Daylight Saving Time officially kicked in at 2 a.m. this morning, but if your clocks haven't done it on their own, make sure to set all of them ahead by one hour this morning.
In case you were wondering a little bit about Daylight Savings, below are a few unique facts that might pique your interest:

*While in America, Daylight Saving begins at 2 a.m. on the second Sunday in March, in the European Union, Summer Time begins and ends at 1 a.m. Universal Time (Greenwich Mean Time). It begins the last Sunday in March and ends the last Sunday in October. In the EU, all time zones change at the same moment.

*Though it is often referred to as Daylight Savings Time, it is officially Daylight Saving Time.

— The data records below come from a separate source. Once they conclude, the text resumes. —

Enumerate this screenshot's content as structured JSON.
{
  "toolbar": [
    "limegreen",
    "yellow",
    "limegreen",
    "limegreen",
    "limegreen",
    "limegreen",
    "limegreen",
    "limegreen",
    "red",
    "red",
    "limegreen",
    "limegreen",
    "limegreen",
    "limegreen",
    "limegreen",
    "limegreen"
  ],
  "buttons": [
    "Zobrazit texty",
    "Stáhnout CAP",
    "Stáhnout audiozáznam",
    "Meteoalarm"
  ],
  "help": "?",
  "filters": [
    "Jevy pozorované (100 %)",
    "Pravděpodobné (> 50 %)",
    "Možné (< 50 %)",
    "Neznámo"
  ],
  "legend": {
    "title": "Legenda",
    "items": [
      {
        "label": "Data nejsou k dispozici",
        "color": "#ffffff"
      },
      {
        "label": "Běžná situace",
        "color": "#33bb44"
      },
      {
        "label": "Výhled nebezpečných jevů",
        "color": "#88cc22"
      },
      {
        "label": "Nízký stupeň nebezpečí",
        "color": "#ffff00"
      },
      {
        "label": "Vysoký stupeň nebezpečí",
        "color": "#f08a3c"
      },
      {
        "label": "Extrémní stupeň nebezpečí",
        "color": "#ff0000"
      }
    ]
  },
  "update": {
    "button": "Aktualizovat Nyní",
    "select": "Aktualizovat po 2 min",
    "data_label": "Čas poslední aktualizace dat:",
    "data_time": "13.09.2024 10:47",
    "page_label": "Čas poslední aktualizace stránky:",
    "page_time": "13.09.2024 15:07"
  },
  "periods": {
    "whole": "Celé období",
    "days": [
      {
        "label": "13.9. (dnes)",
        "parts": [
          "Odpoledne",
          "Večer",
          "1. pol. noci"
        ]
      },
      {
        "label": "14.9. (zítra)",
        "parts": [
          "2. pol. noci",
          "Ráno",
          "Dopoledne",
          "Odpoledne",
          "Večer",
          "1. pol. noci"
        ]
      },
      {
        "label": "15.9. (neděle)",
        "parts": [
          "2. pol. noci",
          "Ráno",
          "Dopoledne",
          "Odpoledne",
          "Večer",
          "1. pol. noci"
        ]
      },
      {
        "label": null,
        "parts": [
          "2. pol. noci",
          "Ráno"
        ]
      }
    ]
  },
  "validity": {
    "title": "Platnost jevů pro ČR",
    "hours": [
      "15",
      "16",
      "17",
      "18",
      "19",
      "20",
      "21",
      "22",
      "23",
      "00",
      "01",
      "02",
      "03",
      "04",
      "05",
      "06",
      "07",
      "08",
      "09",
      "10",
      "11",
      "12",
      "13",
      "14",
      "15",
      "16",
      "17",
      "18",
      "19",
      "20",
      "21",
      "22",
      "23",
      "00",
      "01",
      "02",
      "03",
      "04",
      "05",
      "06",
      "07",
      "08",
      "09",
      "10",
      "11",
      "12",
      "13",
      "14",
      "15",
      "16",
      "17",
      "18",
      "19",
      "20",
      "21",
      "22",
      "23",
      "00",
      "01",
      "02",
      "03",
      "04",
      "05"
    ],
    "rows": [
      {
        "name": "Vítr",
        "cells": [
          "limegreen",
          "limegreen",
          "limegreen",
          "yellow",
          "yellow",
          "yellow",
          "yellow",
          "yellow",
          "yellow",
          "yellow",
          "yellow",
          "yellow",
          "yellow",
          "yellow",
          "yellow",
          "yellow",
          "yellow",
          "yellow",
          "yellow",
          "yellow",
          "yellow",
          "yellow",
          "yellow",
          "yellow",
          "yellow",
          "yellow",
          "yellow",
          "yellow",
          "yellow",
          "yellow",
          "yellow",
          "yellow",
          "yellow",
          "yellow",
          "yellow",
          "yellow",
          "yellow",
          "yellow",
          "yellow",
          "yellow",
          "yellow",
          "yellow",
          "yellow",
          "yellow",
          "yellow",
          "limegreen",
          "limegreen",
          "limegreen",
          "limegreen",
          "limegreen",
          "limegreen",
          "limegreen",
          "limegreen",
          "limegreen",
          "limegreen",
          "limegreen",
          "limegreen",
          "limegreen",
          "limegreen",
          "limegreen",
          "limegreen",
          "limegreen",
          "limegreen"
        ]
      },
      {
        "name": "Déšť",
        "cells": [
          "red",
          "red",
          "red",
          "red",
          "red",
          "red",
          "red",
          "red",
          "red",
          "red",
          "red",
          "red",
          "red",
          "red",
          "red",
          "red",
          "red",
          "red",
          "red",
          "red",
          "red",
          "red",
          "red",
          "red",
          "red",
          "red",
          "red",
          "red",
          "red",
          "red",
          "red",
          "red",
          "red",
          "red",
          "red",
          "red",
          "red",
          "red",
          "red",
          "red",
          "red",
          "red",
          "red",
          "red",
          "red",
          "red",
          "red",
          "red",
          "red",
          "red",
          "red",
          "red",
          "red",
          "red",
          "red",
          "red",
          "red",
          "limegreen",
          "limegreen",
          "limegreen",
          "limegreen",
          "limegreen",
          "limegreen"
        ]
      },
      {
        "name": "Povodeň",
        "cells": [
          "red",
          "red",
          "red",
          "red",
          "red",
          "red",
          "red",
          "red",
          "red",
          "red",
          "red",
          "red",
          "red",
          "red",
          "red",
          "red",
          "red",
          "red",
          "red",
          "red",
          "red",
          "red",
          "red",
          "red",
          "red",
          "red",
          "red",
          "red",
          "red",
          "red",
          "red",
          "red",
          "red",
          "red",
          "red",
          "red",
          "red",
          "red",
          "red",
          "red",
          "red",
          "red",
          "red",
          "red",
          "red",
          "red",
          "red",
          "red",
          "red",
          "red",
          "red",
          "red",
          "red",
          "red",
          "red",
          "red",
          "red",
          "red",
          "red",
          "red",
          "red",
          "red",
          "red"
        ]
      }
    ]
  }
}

*For the U.S. and its territories, Daylight Saving Time is not observed in Hawaii, American Samoa, Guam, Puerto Rico, the Virgin Islands, the Commonwealth of Northern Mariana Islands, and Arizona.

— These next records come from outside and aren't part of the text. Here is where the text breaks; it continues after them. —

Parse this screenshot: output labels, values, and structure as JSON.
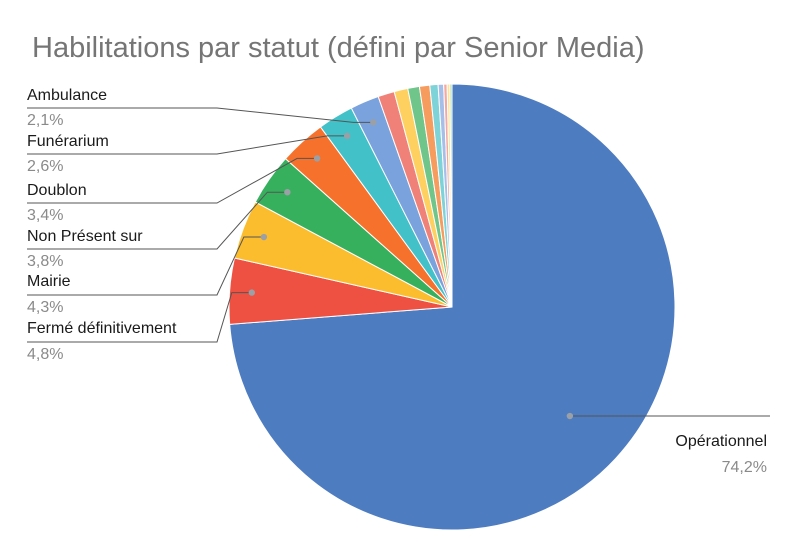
{
  "chart_data": {
    "type": "pie",
    "title": "Habilitations par statut (défini par Senior Media)",
    "start_angle_deg": 0,
    "direction": "clockwise",
    "slices": [
      {
        "label": "Opérationnel",
        "value": 74.2,
        "display": "74,2%",
        "color": "#4e7cc0",
        "labeled": true
      },
      {
        "label": "Fermé définitivement",
        "value": 4.8,
        "display": "4,8%",
        "color": "#ee5041",
        "labeled": true
      },
      {
        "label": "Mairie",
        "value": 4.3,
        "display": "4,3%",
        "color": "#fbbd2e",
        "labeled": true
      },
      {
        "label": "Non Présent sur",
        "value": 3.8,
        "display": "3,8%",
        "color": "#37b05e",
        "labeled": true
      },
      {
        "label": "Doublon",
        "value": 3.4,
        "display": "3,4%",
        "color": "#f6722c",
        "labeled": true
      },
      {
        "label": "Funérarium",
        "value": 2.6,
        "display": "2,6%",
        "color": "#42c1c8",
        "labeled": true
      },
      {
        "label": "Ambulance",
        "value": 2.1,
        "display": "2,1%",
        "color": "#7aa2dc",
        "labeled": true
      },
      {
        "label": "",
        "value": 1.2,
        "display": "",
        "color": "#f08178",
        "labeled": false
      },
      {
        "label": "",
        "value": 1.0,
        "display": "",
        "color": "#fdd060",
        "labeled": false
      },
      {
        "label": "",
        "value": 0.85,
        "display": "",
        "color": "#6fc58a",
        "labeled": false
      },
      {
        "label": "",
        "value": 0.75,
        "display": "",
        "color": "#f79c5f",
        "labeled": false
      },
      {
        "label": "",
        "value": 0.6,
        "display": "",
        "color": "#7dd3d8",
        "labeled": false
      },
      {
        "label": "",
        "value": 0.4,
        "display": "",
        "color": "#a6bfe8",
        "labeled": false
      },
      {
        "label": "",
        "value": 0.25,
        "display": "",
        "color": "#f3a9a2",
        "labeled": false
      },
      {
        "label": "",
        "value": 0.2,
        "display": "",
        "color": "#fde39a",
        "labeled": false
      },
      {
        "label": "",
        "value": 0.15,
        "display": "",
        "color": "#a3dab4",
        "labeled": false
      }
    ],
    "legend": "none"
  }
}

*A man, born just after 12 a.m. DST, circumvented the Vietnam War draft by using a daylight saving time loophole. When drafted, he argued that standard time, not DST, was the official time for recording births in his state of Delaware in the year of his birth. Thus, under official standard time he was actually born on the previous day--and that day had a much higher draft lottery number, allowing him to avoid the draft.

*In September 1999, the West Bank was on Daylight Saving Time while Israel had just switched back to standard time. West Bank terrorists prepared time bombs and smuggled them to their Israeli counterparts, who misunderstood the time on the bombs. As the bombs were being planted, they exploded--one hour too early--killing three terrorists instead of the intended victims--two busloads of people.

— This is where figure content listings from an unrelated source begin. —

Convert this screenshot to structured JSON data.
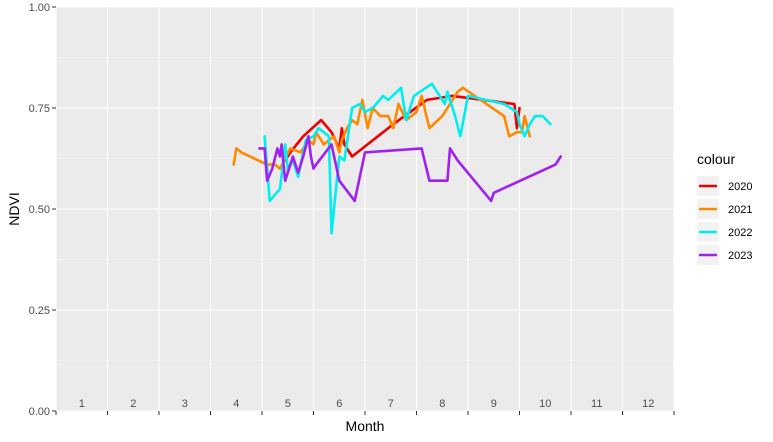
{
  "chart_data": {
    "type": "line",
    "xlabel": "Month",
    "ylabel": "NDVI",
    "xlim": [
      0.5,
      12.5
    ],
    "ylim": [
      0,
      1
    ],
    "y_ticks": [
      "0.00",
      "0.25",
      "0.50",
      "0.75",
      "1.00"
    ],
    "y_tick_values": [
      0,
      0.25,
      0.5,
      0.75,
      1.0
    ],
    "month_labels": [
      "1",
      "2",
      "3",
      "4",
      "5",
      "6",
      "7",
      "8",
      "9",
      "10",
      "11",
      "12"
    ],
    "legend_title": "colour",
    "legend_position": "right",
    "grid": true,
    "series": [
      {
        "name": "2020",
        "color": "#ee0000",
        "points": [
          [
            4.95,
            0.62
          ],
          [
            5.05,
            0.64
          ],
          [
            5.3,
            0.68
          ],
          [
            5.65,
            0.72
          ],
          [
            5.85,
            0.69
          ],
          [
            6.0,
            0.65
          ],
          [
            6.05,
            0.7
          ],
          [
            6.1,
            0.66
          ],
          [
            6.25,
            0.63
          ],
          [
            7.05,
            0.71
          ],
          [
            7.7,
            0.77
          ],
          [
            8.2,
            0.78
          ],
          [
            9.4,
            0.76
          ],
          [
            9.45,
            0.7
          ],
          [
            9.5,
            0.75
          ]
        ]
      },
      {
        "name": "2021",
        "color": "#ff8800",
        "points": [
          [
            3.95,
            0.61
          ],
          [
            4.0,
            0.65
          ],
          [
            4.1,
            0.64
          ],
          [
            4.6,
            0.61
          ],
          [
            4.75,
            0.61
          ],
          [
            4.85,
            0.6
          ],
          [
            5.05,
            0.65
          ],
          [
            5.25,
            0.64
          ],
          [
            5.4,
            0.67
          ],
          [
            5.5,
            0.66
          ],
          [
            5.55,
            0.69
          ],
          [
            5.7,
            0.66
          ],
          [
            5.8,
            0.67
          ],
          [
            5.9,
            0.68
          ],
          [
            6.0,
            0.64
          ],
          [
            6.05,
            0.67
          ],
          [
            6.15,
            0.7
          ],
          [
            6.25,
            0.72
          ],
          [
            6.35,
            0.71
          ],
          [
            6.45,
            0.77
          ],
          [
            6.55,
            0.7
          ],
          [
            6.65,
            0.75
          ],
          [
            6.8,
            0.73
          ],
          [
            6.95,
            0.73
          ],
          [
            7.05,
            0.7
          ],
          [
            7.15,
            0.76
          ],
          [
            7.3,
            0.72
          ],
          [
            7.5,
            0.74
          ],
          [
            7.6,
            0.78
          ],
          [
            7.75,
            0.7
          ],
          [
            8.0,
            0.73
          ],
          [
            8.3,
            0.79
          ],
          [
            8.4,
            0.8
          ],
          [
            9.2,
            0.73
          ],
          [
            9.3,
            0.68
          ],
          [
            9.45,
            0.69
          ],
          [
            9.55,
            0.69
          ],
          [
            9.6,
            0.73
          ],
          [
            9.7,
            0.68
          ]
        ]
      },
      {
        "name": "2022",
        "color": "#00eeee",
        "points": [
          [
            4.55,
            0.68
          ],
          [
            4.65,
            0.52
          ],
          [
            4.85,
            0.55
          ],
          [
            4.95,
            0.66
          ],
          [
            5.0,
            0.6
          ],
          [
            5.1,
            0.62
          ],
          [
            5.2,
            0.58
          ],
          [
            5.35,
            0.67
          ],
          [
            5.5,
            0.68
          ],
          [
            5.6,
            0.7
          ],
          [
            5.7,
            0.69
          ],
          [
            5.8,
            0.68
          ],
          [
            5.85,
            0.44
          ],
          [
            6.0,
            0.63
          ],
          [
            6.1,
            0.62
          ],
          [
            6.25,
            0.75
          ],
          [
            6.4,
            0.76
          ],
          [
            6.5,
            0.74
          ],
          [
            6.65,
            0.75
          ],
          [
            6.85,
            0.78
          ],
          [
            6.95,
            0.77
          ],
          [
            7.2,
            0.8
          ],
          [
            7.3,
            0.72
          ],
          [
            7.45,
            0.78
          ],
          [
            7.8,
            0.81
          ],
          [
            7.95,
            0.78
          ],
          [
            8.05,
            0.76
          ],
          [
            8.1,
            0.79
          ],
          [
            8.25,
            0.73
          ],
          [
            8.35,
            0.68
          ],
          [
            8.5,
            0.78
          ],
          [
            9.2,
            0.76
          ],
          [
            9.45,
            0.74
          ],
          [
            9.5,
            0.71
          ],
          [
            9.6,
            0.68
          ],
          [
            9.7,
            0.71
          ],
          [
            9.8,
            0.73
          ],
          [
            9.95,
            0.73
          ],
          [
            10.1,
            0.71
          ]
        ]
      },
      {
        "name": "2023",
        "color": "#a020f0",
        "points": [
          [
            4.45,
            0.65
          ],
          [
            4.55,
            0.65
          ],
          [
            4.6,
            0.57
          ],
          [
            4.7,
            0.6
          ],
          [
            4.8,
            0.65
          ],
          [
            4.85,
            0.63
          ],
          [
            4.88,
            0.66
          ],
          [
            4.95,
            0.57
          ],
          [
            5.1,
            0.63
          ],
          [
            5.2,
            0.59
          ],
          [
            5.3,
            0.63
          ],
          [
            5.4,
            0.68
          ],
          [
            5.45,
            0.63
          ],
          [
            5.5,
            0.6
          ],
          [
            5.55,
            0.61
          ],
          [
            5.85,
            0.66
          ],
          [
            6.0,
            0.57
          ],
          [
            6.3,
            0.52
          ],
          [
            6.5,
            0.64
          ],
          [
            7.6,
            0.65
          ],
          [
            7.75,
            0.57
          ],
          [
            8.1,
            0.57
          ],
          [
            8.15,
            0.65
          ],
          [
            8.3,
            0.62
          ],
          [
            8.95,
            0.52
          ],
          [
            9.0,
            0.54
          ],
          [
            10.2,
            0.61
          ],
          [
            10.3,
            0.63
          ]
        ]
      }
    ]
  }
}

*While twins born at 11:55 p.m. and 12:05 a.m. may have different birthdays, Daylight Saving Time can change birth order -- on paper, anyway. During the time change in the fall, one baby could be born at 1:55 a.m. and the sibling born ten minutes later, at 1:05 a.m. In the spring, there is a gap when no babies are born at all: from 2 a.m. to 3 a.m.

*As with the U.S., Great Britain has had a checkered past with Daylight Saving Time (or Summer Time, as it is known there). In the early part of the 20th century, citizens protested at the change, using the slogan, “Give us back our stolen hour.”

The information above was provided by Webexhibits.org.